There are several hundred postcards in the Picnooga collection, but these four stand out not because of their subject or historically relevant content.
From the very earliest advent of the postcard, publishers pushed the limit of what could be sorted through the US Mail with novelty postcards like these.
Leather postcards became popular around 1903. Most were made of deer hide and decorated using a process known as pyrography, where the image is burned into the leather. A year after the card below was mailed, the United States Postal Service banned leather cards because of the havoc they caused in automated sorting machinery. Still, the cards were produced for a short time after, and people found unusual uses to repurpose them… like sewing them together to make purses and pillowcases.
This wooden postcard from Rock City is made from a very thin piece of bird’s eye maple. They were produced from about 1904 through today. This card was most likely was made for Rock City in 1939 by B. B. Quality Line.
Dimensional postcards, like this example, postmarked 1908, were pressed in high relief into card stock. Some other examples with a similar gradient design from Chattanooga include the Incline and the Lookout Inn. It’s published by the Ill. Postal Card & Nov.
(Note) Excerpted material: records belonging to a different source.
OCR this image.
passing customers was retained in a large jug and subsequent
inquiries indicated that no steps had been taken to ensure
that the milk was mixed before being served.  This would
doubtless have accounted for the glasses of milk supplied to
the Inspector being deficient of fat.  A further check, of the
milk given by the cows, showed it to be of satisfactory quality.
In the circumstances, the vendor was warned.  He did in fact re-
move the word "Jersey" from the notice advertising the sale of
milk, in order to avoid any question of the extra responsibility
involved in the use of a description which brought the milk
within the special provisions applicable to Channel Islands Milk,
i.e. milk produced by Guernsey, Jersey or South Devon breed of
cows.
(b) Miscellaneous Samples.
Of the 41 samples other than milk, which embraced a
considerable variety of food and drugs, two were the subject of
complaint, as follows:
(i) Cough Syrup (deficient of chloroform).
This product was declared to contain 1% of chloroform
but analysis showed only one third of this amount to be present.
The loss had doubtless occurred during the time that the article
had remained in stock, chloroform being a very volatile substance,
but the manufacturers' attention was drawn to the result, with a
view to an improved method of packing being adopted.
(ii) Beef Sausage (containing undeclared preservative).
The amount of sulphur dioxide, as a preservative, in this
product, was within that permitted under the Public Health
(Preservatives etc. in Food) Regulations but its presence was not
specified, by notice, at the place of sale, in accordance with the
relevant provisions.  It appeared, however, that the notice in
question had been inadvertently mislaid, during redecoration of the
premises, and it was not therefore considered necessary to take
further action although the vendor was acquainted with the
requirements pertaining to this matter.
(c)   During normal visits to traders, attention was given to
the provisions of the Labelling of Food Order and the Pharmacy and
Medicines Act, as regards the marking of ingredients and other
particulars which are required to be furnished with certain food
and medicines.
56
Co., NY.
* We have another dimensional postcard in Picnooga’s collection of the Swing-a-long Bridge in Rock City from the 1940s that is made of thin plastic with a smooth back.
Aluminum postcards are my personal favorite and are quite rare. This is one of the two we have in Picnooga’s collection, the other one depicts the Lookout Inn.
I could not find too much history of metal postcards online, but many were produced in the first few years of the 20th century. This fine example dates from 1902 to 1905.